Luis Aparicio autographed picture

Except for his years in the Medical Corps, Adolph saw the Sox play every year until 2007. It was thus fitting that we were at the August 17, 2006, game vs. Kansas City, when the leadoff men for both teams hit home runs in the first and second innings. The scoreboard later posted this was a first in Major League Baseball history (and it hasn’t happened since). I turned to my uncle and said, “See, all these years you’ve been coming to the ballpark and you still see something new.”
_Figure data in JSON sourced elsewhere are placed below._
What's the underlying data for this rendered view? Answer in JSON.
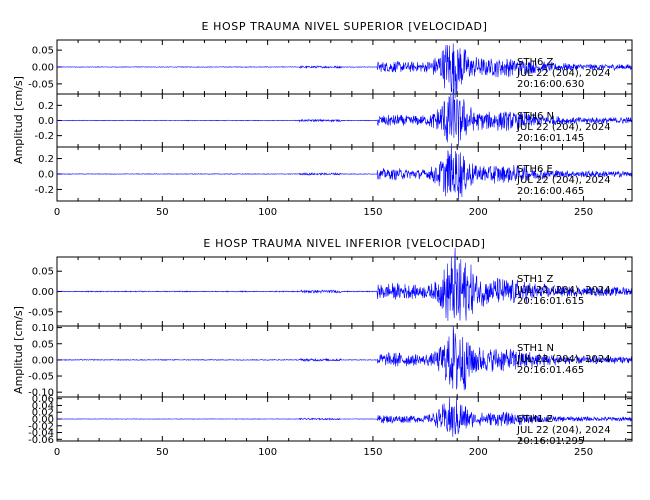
{
  "chart_data": [
    {
      "type": "line",
      "title": "E HOSP TRAUMA NIVEL SUPERIOR [VELOCIDAD]",
      "ylabel": "Amplitud [cm/s]",
      "xlabel": "",
      "xlim": [
        0,
        273
      ],
      "xticks": [
        0,
        50,
        100,
        150,
        200,
        250
      ],
      "grid": false,
      "panels": [
        {
          "station": "STH6",
          "component": "Z",
          "date": "JUL 22 (204), 2024",
          "time": "20:16:00.630",
          "ylim": [
            -0.08,
            0.08
          ],
          "yticks": [
            0.05,
            0.0,
            -0.05
          ],
          "yticklabels": [
            "0.05",
            "0.00",
            "-0.05"
          ],
          "peak_amplitude": 0.07,
          "onset": 152,
          "peak_time": 188
        },
        {
          "station": "STH6",
          "component": "N",
          "date": "JUL 22 (204), 2024",
          "time": "20:16:01.145",
          "ylim": [
            -0.35,
            0.35
          ],
          "yticks": [
            0.2,
            0.0,
            -0.2
          ],
          "yticklabels": [
            "0.2",
            "0.0",
            "-0.2"
          ],
          "peak_amplitude": 0.32,
          "onset": 152,
          "peak_time": 188
        },
        {
          "station": "STH6",
          "component": "E",
          "date": "JUL 22 (204), 2024",
          "time": "20:16:00.465",
          "ylim": [
            -0.35,
            0.35
          ],
          "yticks": [
            0.2,
            0.0,
            -0.2
          ],
          "yticklabels": [
            "0.2",
            "0.0",
            "-0.2"
          ],
          "peak_amplitude": 0.3,
          "onset": 152,
          "peak_time": 188
        }
      ]
    },
    {
      "type": "line",
      "title": "E HOSP TRAUMA NIVEL INFERIOR [VELOCIDAD]",
      "ylabel": "Amplitud [cm/s]",
      "xlabel": "",
      "xlim": [
        0,
        273
      ],
      "xticks": [
        0,
        50,
        100,
        150,
        200,
        250
      ],
      "grid": false,
      "panels": [
        {
          "station": "STH1",
          "component": "Z",
          "date": "JUL 22 (204), 2024",
          "time": "20:16:01.615",
          "ylim": [
            -0.085,
            0.085
          ],
          "yticks": [
            0.05,
            0.0,
            -0.05
          ],
          "yticklabels": [
            "0.05",
            "0.00",
            "-0.05"
          ],
          "peak_amplitude": 0.083,
          "onset": 152,
          "peak_time": 190
        },
        {
          "station": "STH1",
          "component": "N",
          "date": "JUL 22 (204), 2024",
          "time": "20:16:01.465",
          "ylim": [
            -0.115,
            0.105
          ],
          "yticks": [
            0.1,
            0.05,
            0.0,
            -0.05,
            -0.1
          ],
          "yticklabels": [
            "0.10",
            "0.05",
            "0.00",
            "-0.05",
            "-0.10"
          ],
          "peak_amplitude": 0.09,
          "onset": 152,
          "peak_time": 190
        },
        {
          "station": "STH1",
          "component": "E",
          "date": "JUL 22 (204), 2024",
          "time": "20:16:01.295",
          "ylim": [
            -0.065,
            0.065
          ],
          "yticks": [
            0.06,
            0.04,
            0.02,
            0.0,
            -0.02,
            -0.04,
            -0.06
          ],
          "yticklabels": [
            "0.06",
            "0.04",
            "0.02",
            "0.00",
            "-0.02",
            "-0.04",
            "-0.06"
          ],
          "peak_amplitude": 0.05,
          "onset": 152,
          "peak_time": 188
        }
      ]
    }
  ]
}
In fact, learning new things is an important part of Adolph’s life. He reads extensively, uses the computer to surf the Internet and sponsors adult education programs at his synagogue. During the previous decade, after Rosalind passed away, he traveled extensively, including river cruises of the Amazon and Danube (a trip to the ancestral city of Iasi, Romania, turned out to be logistically impossible). When asked whether he dined at the same group table nightly on the Amazon trip, Adolph replied, “No, those are for the old people.” He still plays an excellent game of bridge and had a regular game, as well as a poker game, until a few years ago.

The past year has been a trying one for Adolph and the family. On June 10, Jim died suddenly while on his annual rafting trip to the Grand Canyon. Although he was a few months short of 63, he seemed so much younger to all of us. His funeral at North Shore Congregation Israel was virtually standing-room-only, and the University of Chicago held a memorial service a month later that featured the first and last time “Sholom Aleichem,” "Rockin’ Robin” and “Take Me Out to the Ballgame” – fitting tributes to Jim – were played on the Rockefeller Chapel organ. (For my take on Jim, please read http://brulelaker.blogspot.com/2011/06/requiem-for-doc-nach.html.)

With Jim and Adolph, 1988

Adolph has been always quite a Stoic, and he’s weathered this past year about as well as can be imagined. The downside of a long life is remembering those departed: father (1942), mother (1955), brother (1973), wife (1991) and son (2011). He still keeps his sense of humor: I called him after he attended a Sox game last season – almost 90 years to the day of his first game – to ask what he thought of the evening, a 10-2 Sox loss. “It wasn’t a bad game,” he said. “It was a terrible game.” He said he doesn’t think he’ll go to a game this season but perhaps we can arrange at least one visit and a tribute to a most loyal fan.

At Sox Park, July 30, 2011

So it's January 4, 2012, and best wishes to Uncle Adolph on #100. We're happy to be able to celebrate with you.